George Osborne will paint 2014 as "the year of hard truths" as he warns voters that only further austerity measures can pay for tax cuts and better job prospects.
In a speech setting out his priorities for the year, the Chancellor will warn that despite a much-improved economic outlook than a year ago, there was "still a long way to go".
But Labour wanted to take Britain back to "borrowing and spending and living beyond our means - and let the next generation pay the bill", he will suggest.
Prime Minister David Cameron kicked off an economic offensive yesterday by committing to sustained rises in the state pension until 2020 and stating his desire to offer more tax cuts.

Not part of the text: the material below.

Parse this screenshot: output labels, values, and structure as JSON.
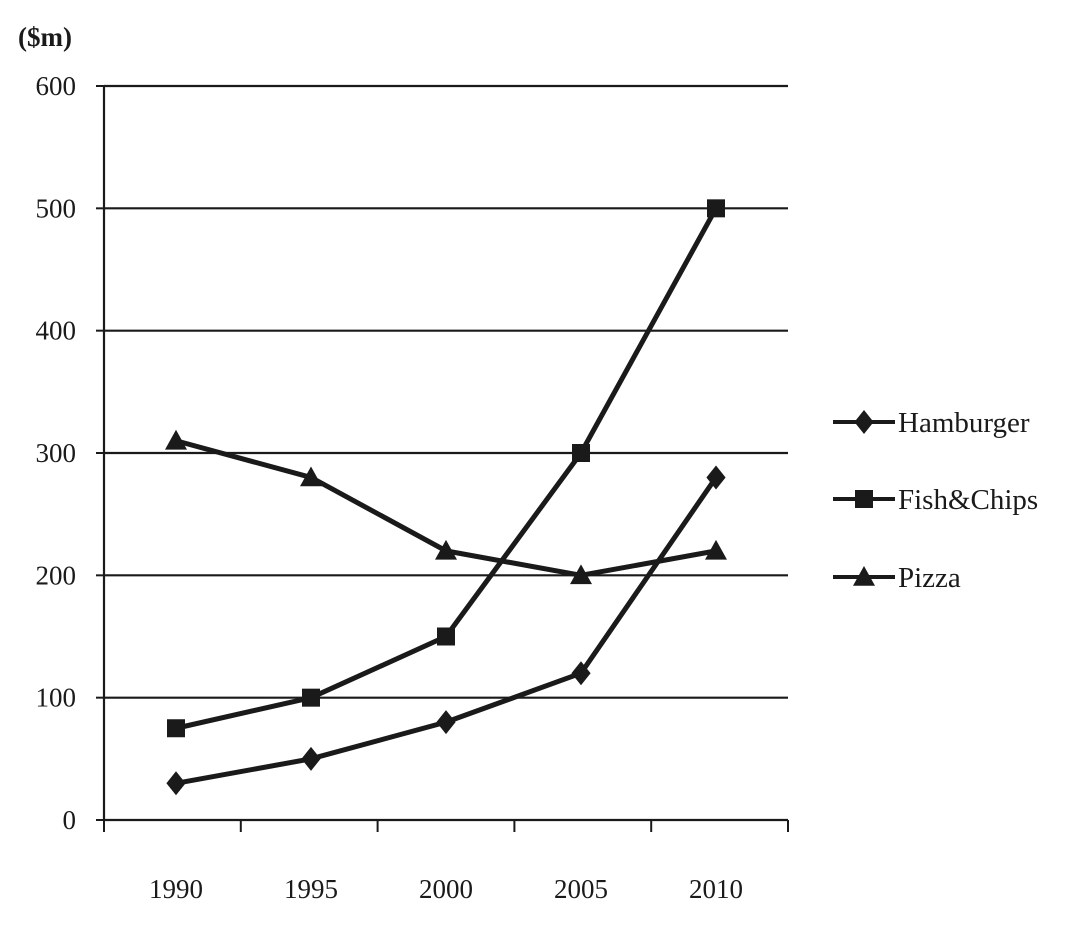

He insisted easing the burden on lower earners was his priority but faced Labour claims of planning a new "tax cut for millionaires" after failing to rule out cutting the 45p top rate of income tax.
Mr Osborne will caution voters that tax cuts could only be afforded if further significant reductions were made in the public spending the revenues paid for.
"As a result of the painful cuts we've made, the deficit is down by a third and we're borrowing nearly £3,000 less for every one of you and for every family in the country," he will say.
"We're borrowing around £100 billion a year - and paying half that money a year in interest just to service our debts. We've got to make more cuts."
He will say in his speech in Birmingham today: "That's why 2014 is the year of hard truths. The year when Britain faces a choice.
"Do we say: 'the worst is over; back we go to our bad habits of borrowing and spending and living beyond our means - and let the next generation pay the bill'.
"Or do we say to ourselves: 'yes, because of our plan, things are getting better. But there is still a long way to go and there are big, underlying problems we have to fix in our economy'."
Shadow chief secretary to the Treasury Chris Leslie said: "George Osborne should admit his policies have failed and led to a cost-of-living crisis.
"While millions of ordinary working people are worse off under the Tories, he and David Cameron are paving the way for yet another top rate tax cut for millionaires.
"The reason more spending cuts are needed after 2015 is because his failure on growth and living standards since 2010 has led to his failure to balance the books.
"What we need is Labour's plan to earn our way to higher living standards for all, tackle the cost-of-living crisis and get the deficit down in a fairer way."